Lincoln
Project type: Residential – Additions and Alterations, Heritage
Year: 2024
Status: Schematic Design Completed
Construction to begin in 2025
The owners of this late 1800s Police Cottage wanted to update the house with an extension at the rear to meet the lifestyle requirements of contemporary family living. This house is on the council’s heritage inventory with the front streetscape and original front four rooms being protected from development. The original kitchen and bathroom were incredibly pokey, and the Clients had no means for entertaining guests, which was important to them as avid food and wine people.
The extension to the rear brings much needed amenity with a new generously sized kitchen and dining space, with a hidden laundry/powder and a scullery. The existing kitchen has then been transformed into a home office and the existing bathroom updated to increase in size and allow for a bathtub.
As the block is small, the new extension had to balance internal function with outdoor garden space. The extension is orientated and located to maximize northern light and connection to the existing green space on the east side. Stacking windows link the internal booth to a brick bench externally on the grassed area, and a banquet of doors at the rear open the house up for ventilation and sunlight.

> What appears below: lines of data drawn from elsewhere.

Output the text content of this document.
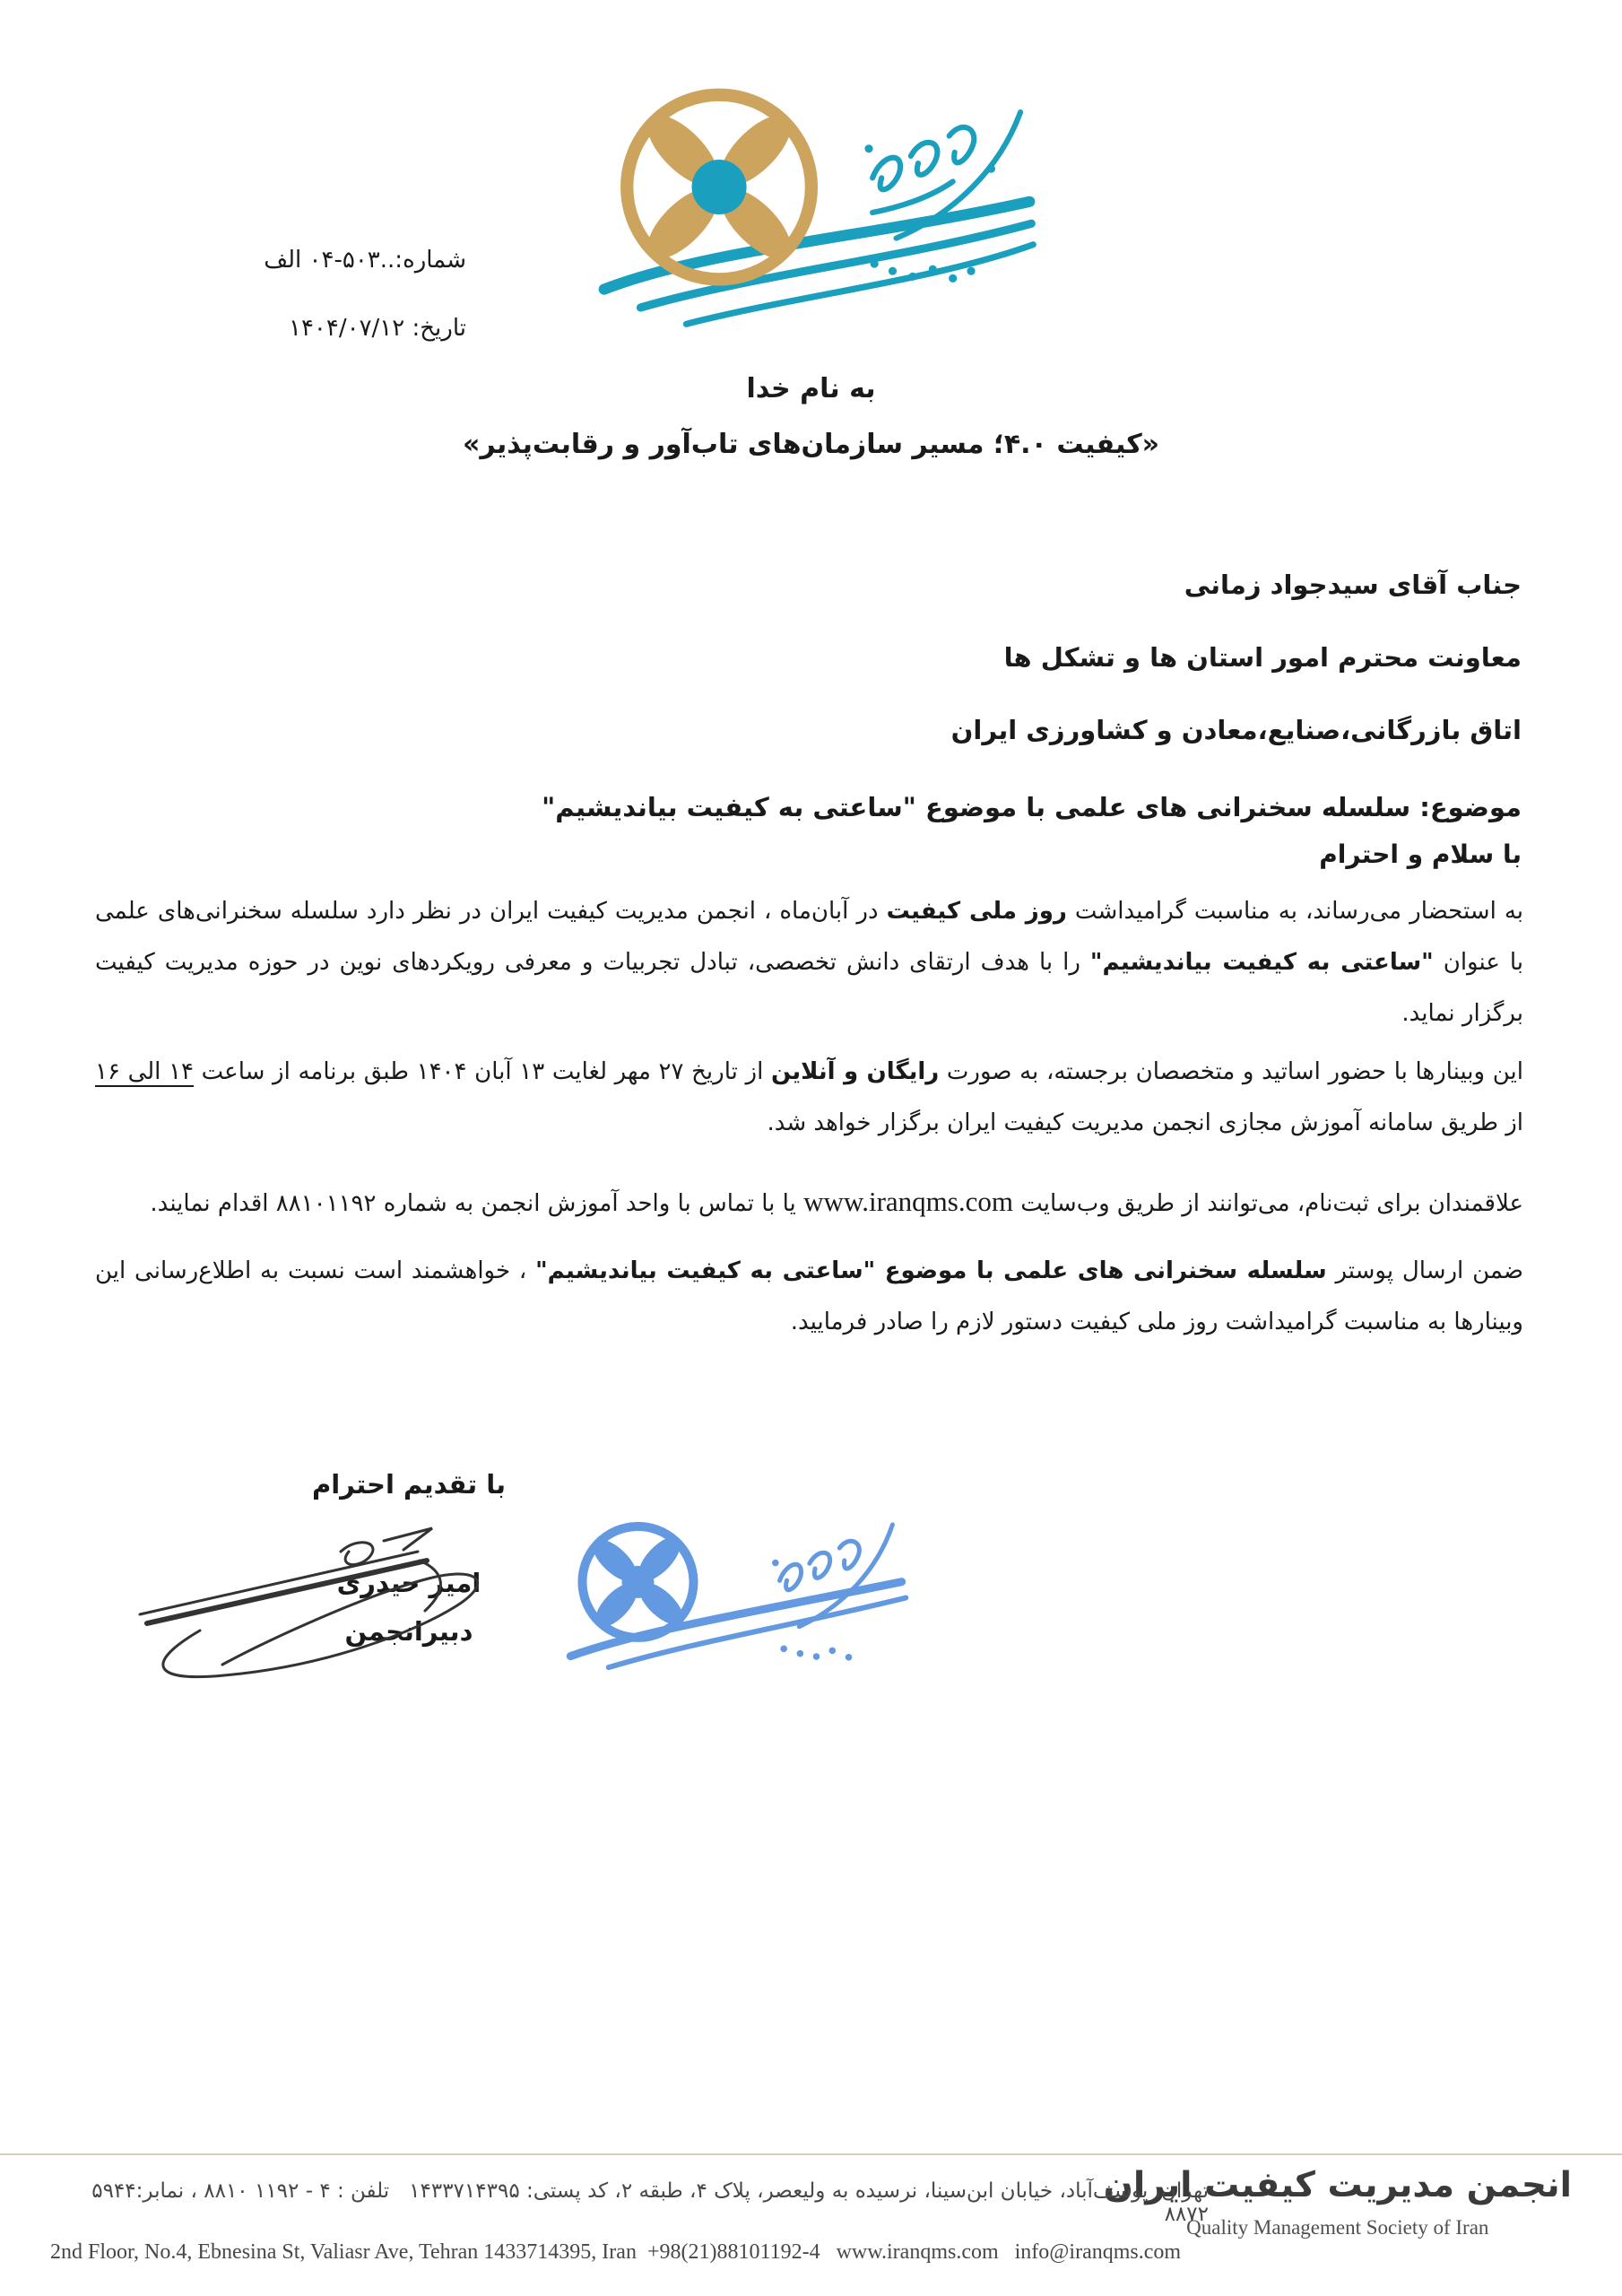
شماره:..۵۰۳-۰۴ الف
تاریخ: ۱۴۰۴/۰۷/۱۲
به نام خدا
«کیفیت ۴.۰؛ مسیر سازمان‌های تاب‌آور و رقابت‌پذیر»
جناب آقای سیدجواد زمانی
معاونت محترم امور استان ها و تشکل ها
اتاق بازرگانی،صنایع،معادن و کشاورزی ایران
موضوع: سلسله سخنرانی های علمی با موضوع "ساعتی به کیفیت بیاندیشیم"
با سلام و احترام

به استحضار می‌رساند، به مناسبت گرامیداشت روز ملی کیفیت در آبان‌ماه ، انجمن مدیریت کیفیت ایران در نظر دارد سلسله سخنرانی‌های علمی با عنوان "ساعتی به کیفیت بیاندیشیم" را با هدف ارتقای دانش تخصصی، تبادل تجربیات و معرفی رویکردهای نوین در حوزه مدیریت کیفیت برگزار نماید.

این وبینارها با حضور اساتید و متخصصان برجسته، به صورت رایگان و آنلاین از تاریخ ۲۷ مهر لغایت ۱۳ آبان ۱۴۰۴ طبق برنامه از ساعت ۱۴ الی ۱۶ از طریق سامانه آموزش مجازی انجمن مدیریت کیفیت ایران برگزار خواهد شد.

علاقمندان برای ثبت‌نام، می‌توانند از طریق وب‌سایت www.iranqms.com یا با تماس با واحد آموزش انجمن به شماره ۸۸۱۰۱۱۹۲ اقدام نمایند.

ضمن ارسال پوستر سلسله سخنرانی های علمی با موضوع "ساعتی به کیفیت بیاندیشیم" ، خواهشمند است نسبت به اطلاع‌رسانی این وبینارها به مناسبت گرامیداشت روز ملی کیفیت دستور لازم را صادر فرمایید.

با تقدیم احترام
امیر حیدری
دبیرانجمن
انجمن مدیریت کیفیت ایران
Quality Management Society of Iran
تهران، یوسف‌آباد، خیابان ابن‌سینا، نرسیده به ولیعصر، پلاک ۴، طبقه ۲، کد پستی: ۱۴۳۳۷۱۴۳۹۵   تلفن : ۴ - ۱۱۹۲ ۸۸۱۰ ، نمابر:۵۹۴۴ ۸۸۷۲
2nd Floor, No.4, Ebnesina St, Valiasr Ave, Tehran 1433714395, Iran  +98(21)88101192-4   www.iranqms.com   info@iranqms.com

The proposed material palette balances the Clients desire for a building that looks like it has always been there, with the councils desire for something that does not falsely imitate the existing heritage façade. The response therefore is a contemporary and simple form, with similar materials of red brick and white weatherboard. The weatherboard gives a fresh look to the existing houses rear wall and wraps around the laundry to meet the brick mass around the kitchen and dining spaces.
Conceptually the existing arches within the original home create an extruded archway void that becomes a spine throughout the whole house and into the new kitchen area. This is then reinforced with the corridor doors all being arches and lastly in the kitchen’s high ceiling composed of large downturn curves to create a uniquely sculptural experience.